As a lunchtime adopter to technology, as opposed to an early one, I was never quick on the new technology uptake and as a young parent more concerned with the mortgage, there was never enough time to register ‘Bitcoin-As-A-Thing’ especially when I took a job in London.
Life weaved wicked and wonderful ways until in 2017 I took a terrifying flight with some friends to the wonderful Lambay Island off the coast of Dublin that was trying to brand itself as a tech retreat.
A friend of mine on the flight had been before for a ‘crypto weekend’ and he said that he had that lightbulb moment when he was there and passed it on to me as a form of osmosis.
I knew I had missed the Bitcoin-boat, so I looked at the next best thing and even a latecomer like me could see the potential with Ethereum because things could be built on it, unlike Bitcoin.
So, I tinkered, mostly terrified by all the private and public keys, wishing that I could just tattoo them on my head with Indian ink and only access them when I shaved my head.

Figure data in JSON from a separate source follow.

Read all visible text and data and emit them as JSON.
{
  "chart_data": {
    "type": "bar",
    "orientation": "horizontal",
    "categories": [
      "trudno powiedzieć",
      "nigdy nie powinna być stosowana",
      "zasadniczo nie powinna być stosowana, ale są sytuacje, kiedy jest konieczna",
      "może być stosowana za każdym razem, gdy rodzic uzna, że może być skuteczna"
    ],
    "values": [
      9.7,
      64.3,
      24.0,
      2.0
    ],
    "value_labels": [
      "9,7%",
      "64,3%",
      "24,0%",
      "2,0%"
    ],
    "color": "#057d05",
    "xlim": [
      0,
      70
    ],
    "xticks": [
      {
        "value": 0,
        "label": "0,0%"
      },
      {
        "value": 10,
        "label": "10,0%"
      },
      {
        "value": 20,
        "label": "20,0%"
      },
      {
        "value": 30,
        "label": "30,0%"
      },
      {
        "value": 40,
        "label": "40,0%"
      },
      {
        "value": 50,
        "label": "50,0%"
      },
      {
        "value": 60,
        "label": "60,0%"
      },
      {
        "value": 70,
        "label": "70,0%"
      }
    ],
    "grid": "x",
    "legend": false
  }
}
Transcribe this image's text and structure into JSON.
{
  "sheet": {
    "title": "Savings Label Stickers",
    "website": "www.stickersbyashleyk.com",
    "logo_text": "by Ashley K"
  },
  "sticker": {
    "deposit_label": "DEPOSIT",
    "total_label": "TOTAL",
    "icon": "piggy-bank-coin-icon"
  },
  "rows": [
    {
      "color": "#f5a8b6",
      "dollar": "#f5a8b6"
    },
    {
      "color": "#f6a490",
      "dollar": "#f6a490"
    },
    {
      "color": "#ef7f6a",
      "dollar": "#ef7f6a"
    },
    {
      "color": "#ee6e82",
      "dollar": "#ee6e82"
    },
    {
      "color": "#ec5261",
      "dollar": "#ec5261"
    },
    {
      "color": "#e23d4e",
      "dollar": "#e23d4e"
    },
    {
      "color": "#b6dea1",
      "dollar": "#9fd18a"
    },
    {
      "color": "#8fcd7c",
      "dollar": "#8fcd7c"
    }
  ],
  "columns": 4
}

An absolute neophyte, but I was quick to layman-learn and before long I had notched up stupidly high profits, which I even cashed in a couple of times because otherwise it just didn’t seem real.
Then the inevitable mistake of the newcomer. Hackers stole 163 Ethereum from my cold wallet and took them to the Binance exchange, where they stayed for two weeks even though I told Binance what had happened and Binance refused to block the transaction.
Not exactly what I thought ‘blockchain’ was meant to represent.
Three years on and I’m still trying to get it back because the £25K that was stolen is now worth £450K. No surprises that I walked away from crypto at that point believing it to be a nest of vipers and scammers with risible security.
But under lockdown I set up a crypto podcast with two smart people and interviewed some of the biggest names in crypto and realised that things had moved on and some very smart and intellectual people were now involved, not just lucky nerds. Sorry, nerds, but you know what I mean.
I went back in, believing Bitcoin and Ethereum to be at ridiculously low prices and it came to pass that I was back in substantial profit again and Coinbase as an exchange appeared to be much more sophisticated in comparison to Binance’s.
So that’s why I’m back 50 years later, intrigued by protocols, cross-commutation platforms, DeFi and privacy, although less so by the NFTs, the bloody metaverses and Web3.
Five decades is a long time to not really be interested in something, but getting into crypto in the 1970s seems like a good-enough reason to come back to it.
I don’t think I’m going anywhere soon. ‘The World of Wonder’ is no longer a kids’ magazine, it’s real life… and I’ve grown to love it.